Initial testing of the complete CHARISMA intervention in Johannesburg, South Africa, from 2016 to 2018 will provide data on the feasibility and acceptability of the intervention among participants, implementers, and other stakeholders (e.g., referral agencies), as well as preliminary evidence for its association with adherence. Participants in the clinic component were approximately 100 women enrolled at the Wits RHI site in the MTN-025/HOPE study, an open-label extension study of the dapivirine ring (Microbicide Trials Network, 2016). Women in this study were experienced dapirivine ring users, and study staff were highly trained in counseling and conducting research, making it an ideal context for this phase of testing. The community component targeted men in the communities from where the female participants came from. Finally, use of the HEART screening tool will allow for further testing of its validity and accuracy in guiding counseling decisions. Results of the pilot study are anticipated in late 2019.

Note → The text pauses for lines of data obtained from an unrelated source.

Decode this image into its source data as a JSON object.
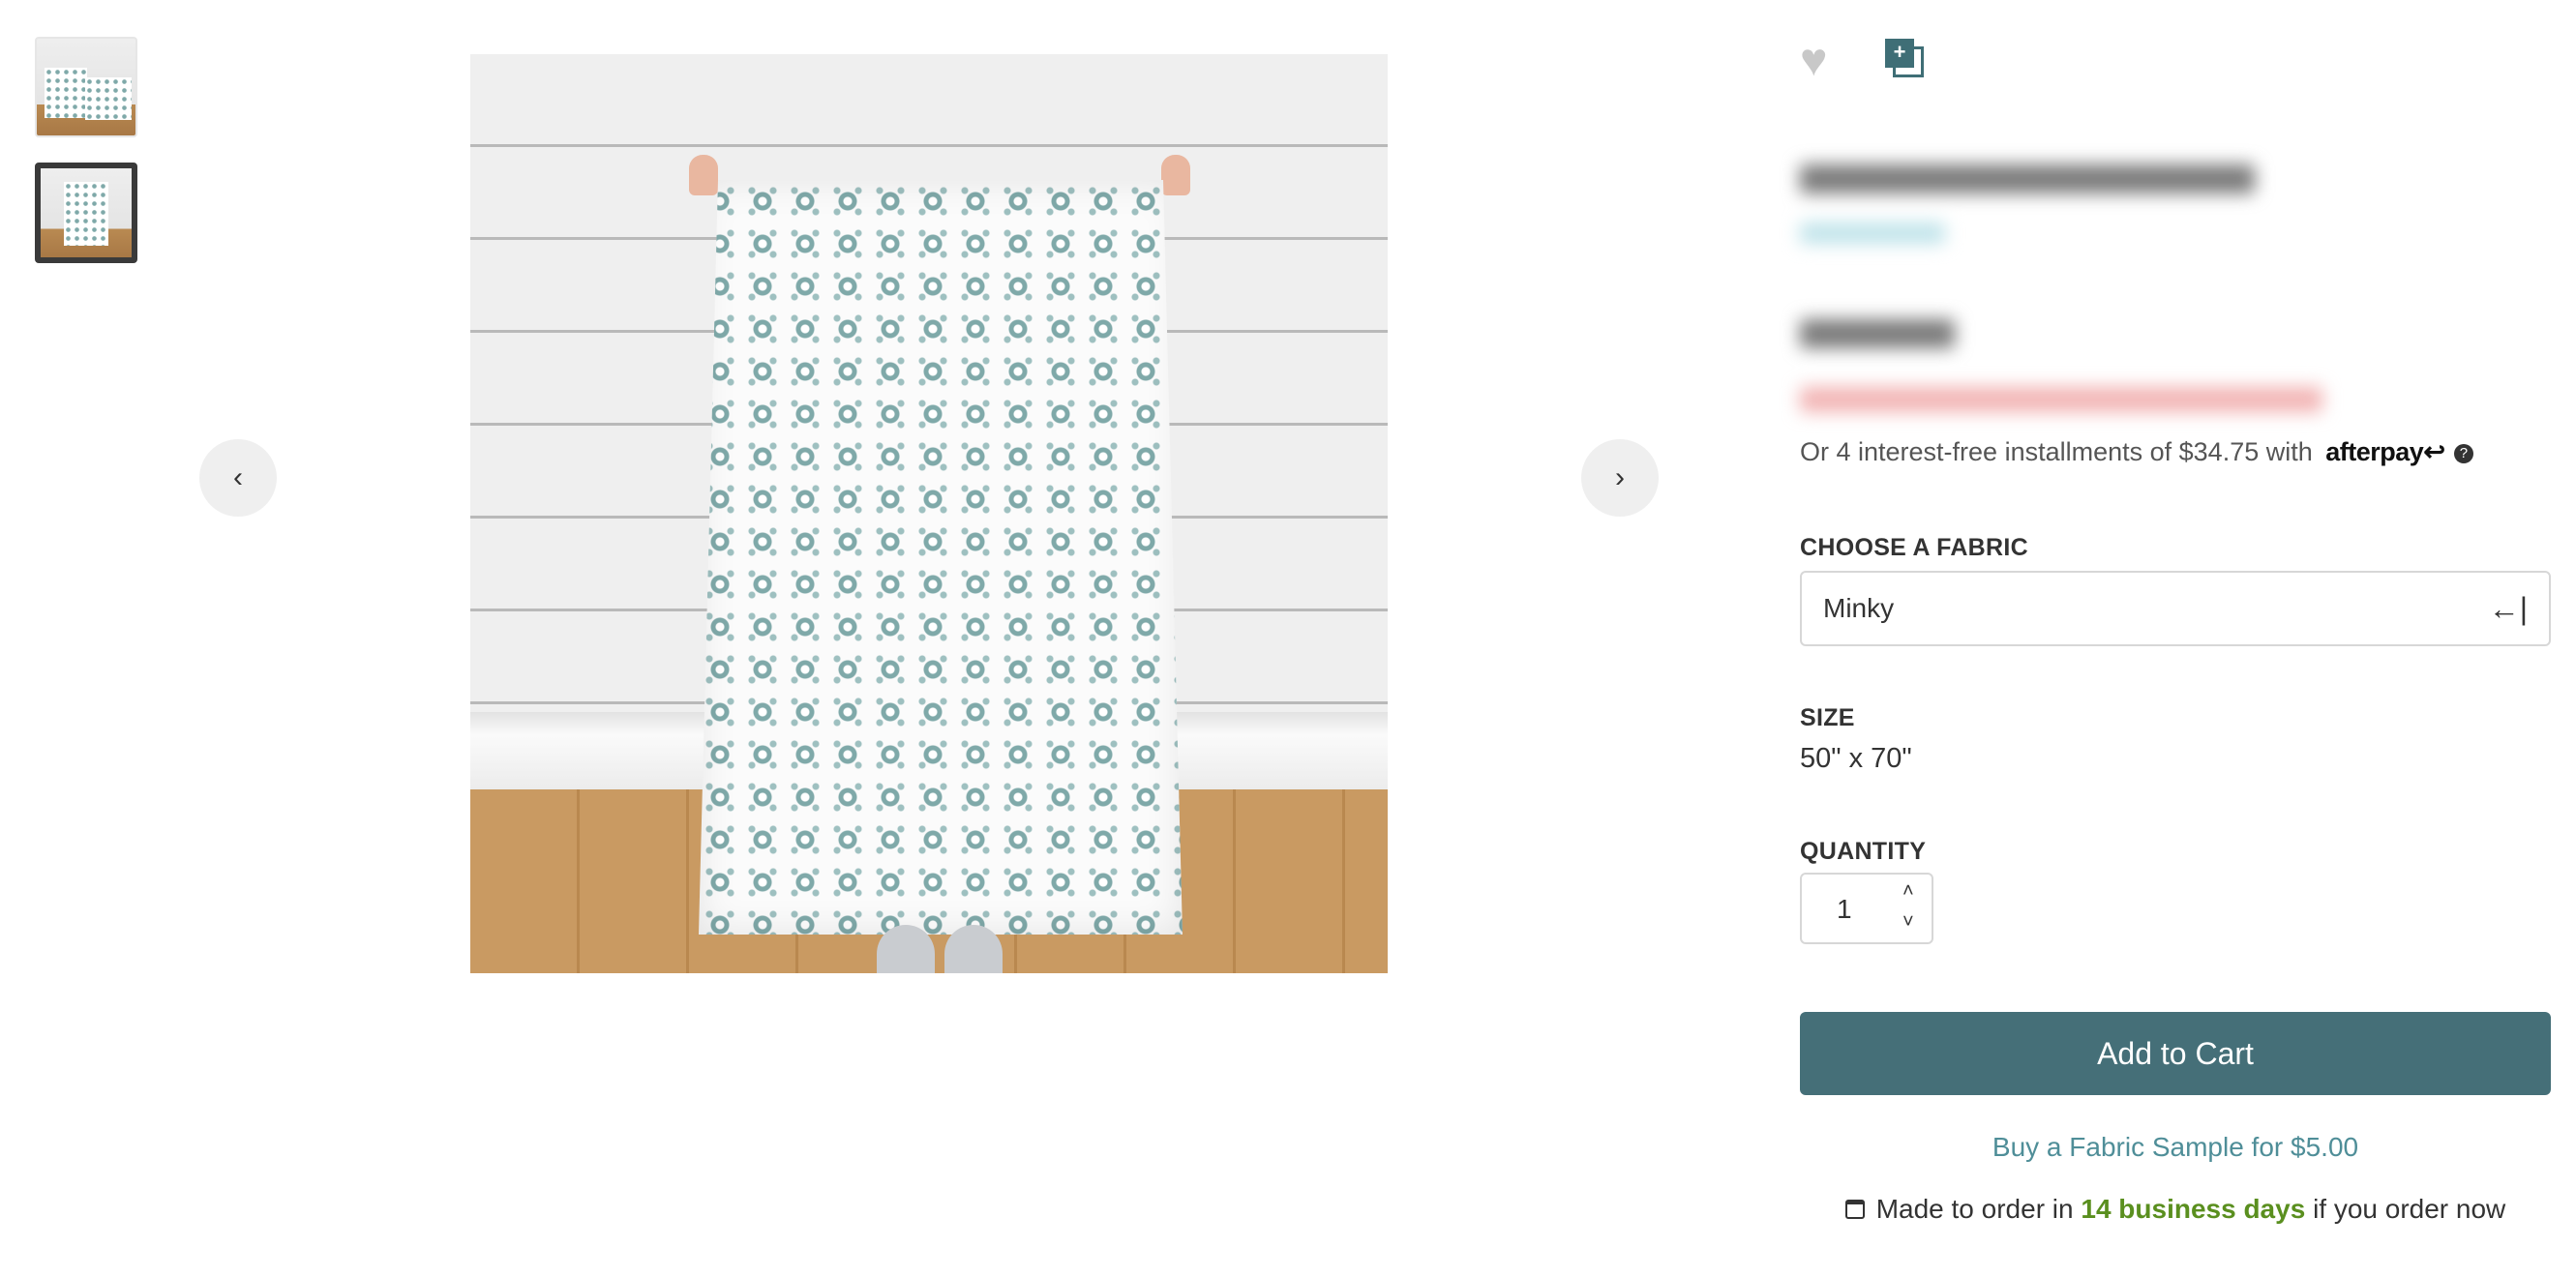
{
  "gallery": {
    "thumbnails": [
      "thumbnail-1",
      "thumbnail-2"
    ],
    "selected_index": 1,
    "prev_icon": "chevron-left-icon",
    "next_icon": "chevron-right-icon",
    "prev_glyph": "‹",
    "next_glyph": "›"
  },
  "actions": {
    "favorite_icon": "heart-icon",
    "collection_icon": "add-to-collection-icon",
    "favorite_glyph": "♥",
    "collection_glyph": "+"
  },
  "installments": {
    "text": "Or 4 interest-free installments of $34.75 with",
    "brand": "afterpay↩",
    "help_glyph": "?"
  },
  "fabric": {
    "label": "CHOOSE A FABRIC",
    "value": "Minky",
    "icon_glyph": "←|"
  },
  "size": {
    "label": "SIZE",
    "value": "50\" x 70\""
  },
  "quantity": {
    "label": "QUANTITY",
    "value": "1",
    "up_glyph": "˄",
    "down_glyph": "˅"
  },
  "add_to_cart": "Add to Cart",
  "sample_link": "Buy a Fabric Sample for $5.00",
  "made_to_order": {
    "prefix": "Made to order in",
    "days": "14 business days",
    "suffix": "if you order now"
  },
  "colors": {
    "primary": "#456f78",
    "link": "#4f8e98",
    "success": "#5a8f1f"
  }
}
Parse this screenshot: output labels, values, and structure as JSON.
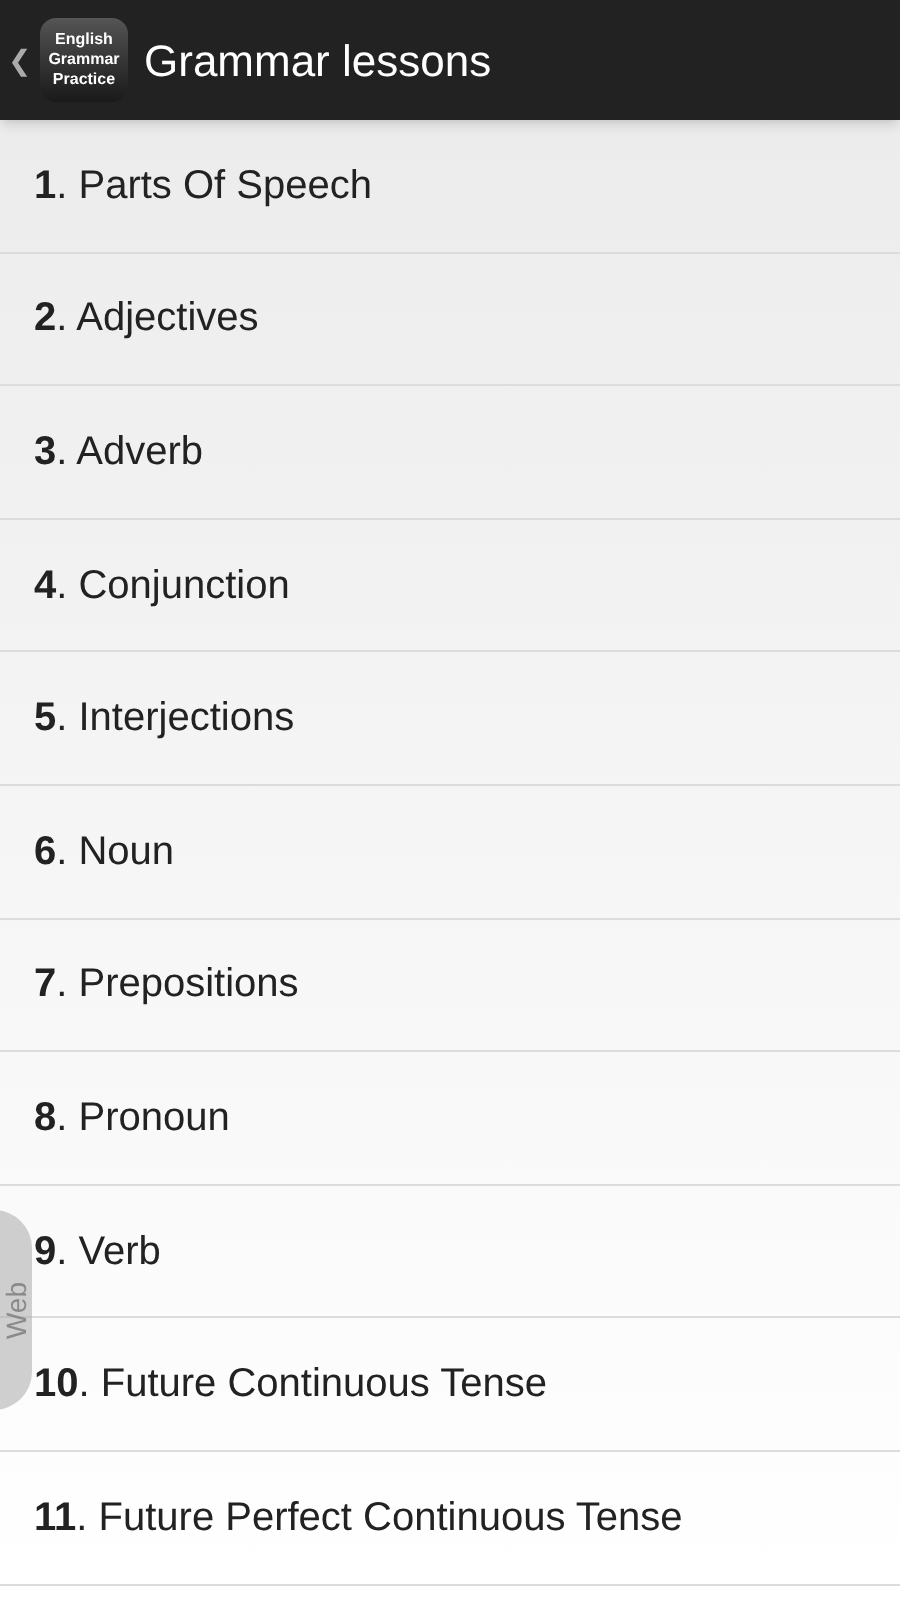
{
  "header": {
    "back_icon": "❮",
    "app_badge": "English Grammar Practice",
    "title": "Grammar lessons"
  },
  "lessons": [
    {
      "text": "**1**. Parts Of Speech"
    },
    {
      "text": "**2**. Adjectives"
    },
    {
      "text": "**3**. Adverb"
    },
    {
      "text": "**4**. Conjunction"
    },
    {
      "text": "**5**. Interjections"
    },
    {
      "text": "**6**. Noun"
    },
    {
      "text": "**7**. Prepositions"
    },
    {
      "text": "**8**. Pronoun"
    },
    {
      "text": "**9**. Verb"
    },
    {
      "text": "**10**. Future Continuous Tense"
    },
    {
      "text": "**11**. Future Perfect Continuous Tense"
    }
  ],
  "floating_tab": {
    "label": "Web"
  }
}
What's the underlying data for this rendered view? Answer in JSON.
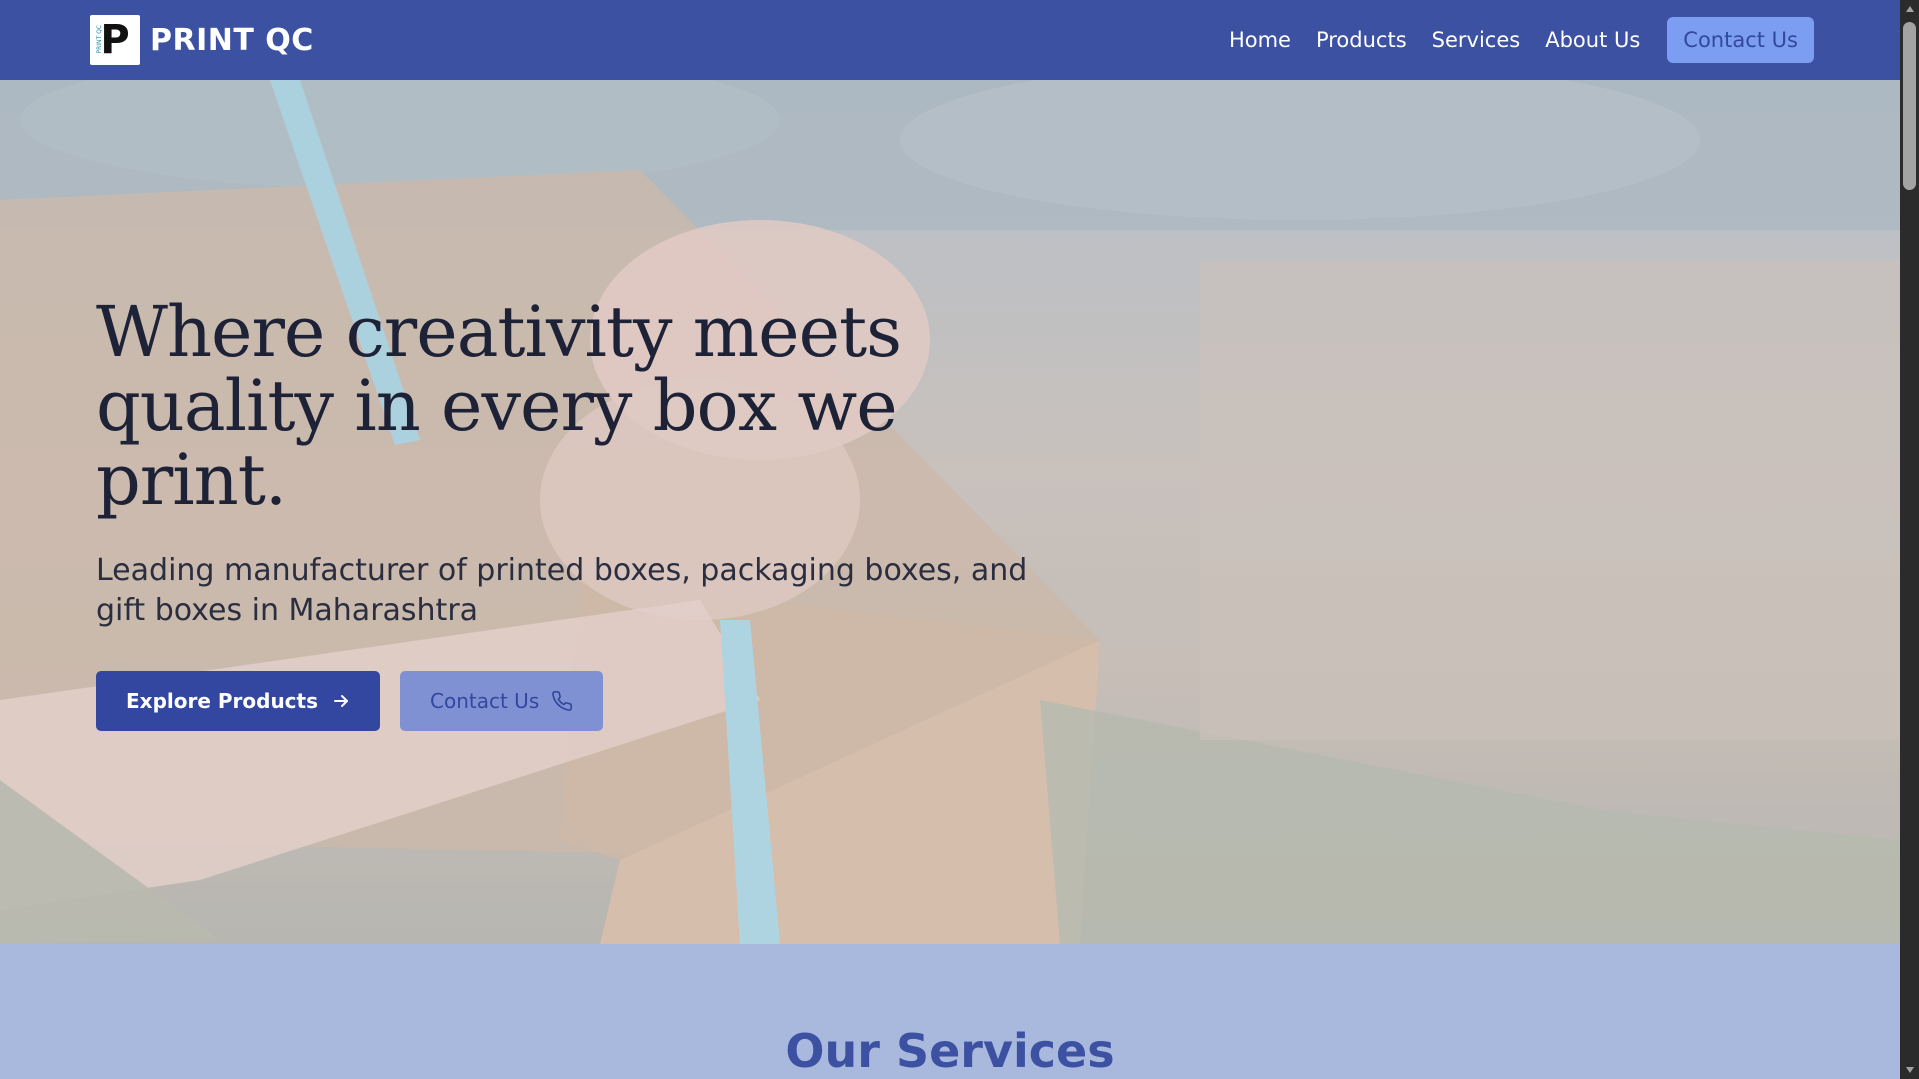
{
  "brand": {
    "name": "PRINT QC",
    "logo_letter": "P",
    "logo_tiny_text": "PRINT QC"
  },
  "nav": {
    "links": [
      "Home",
      "Products",
      "Services",
      "About Us"
    ],
    "cta_label": "Contact Us"
  },
  "hero": {
    "title": "Where creativity meets quality in every box we print.",
    "subtitle": "Leading manufacturer of printed boxes, packaging boxes, and gift boxes in Maharashtra",
    "primary_button": "Explore Products",
    "secondary_button": "Contact Us",
    "icons": {
      "primary": "arrow-right-icon",
      "secondary": "phone-icon"
    }
  },
  "services": {
    "title": "Our Services"
  },
  "colors": {
    "nav_bg": "#3d51a3",
    "primary": "#3347a0",
    "secondary_btn": "#8091d3",
    "nav_cta_bg": "#7b9ef2",
    "services_bg": "#a9b8dd",
    "hero_text": "#1e2236"
  }
}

Following initial pilot testing in the context of MTN-025, critical questions include whether the clinic component will be feasible to implement outside of a research context. The counseling—while conducted by lay counselors to address health systems strains on nurses—is still resource- and time-intensive. Additionally, questions remain regarding whether the clinic component will be acceptable to women with no previous HIV prevention method experience. Based on the preliminary results of the initial pilot testing, the CHARISMA intervention was adapted and is being tested for effectiveness in a randomized controlled trial (RCT) with oral PrEP users.

CONCLUSION

Without intervention, the dual epidemic of IPV and HIV transmission will continue to impact women’s ability to prevent HIV, even in the age of new technologies and prevention products. CHARISMA is a community and clinic-based intervention designed to increase male partner support for female-initiated HIV prevention intervention use and improve women’s ability to use these products safely and consistently. Through extensive secondary and primary data analyses and intervention development activities, CHARISMA was designed to provide tailored interventions to both women and men targeting concerns identified in prior trials of female-initiated HIV prevention methods. Results of the CHARISMA pilot and follow-on RCT, currently in its design phase, will provide data on the acceptability and efficacy of the intervention on IPV reduction and product adherence.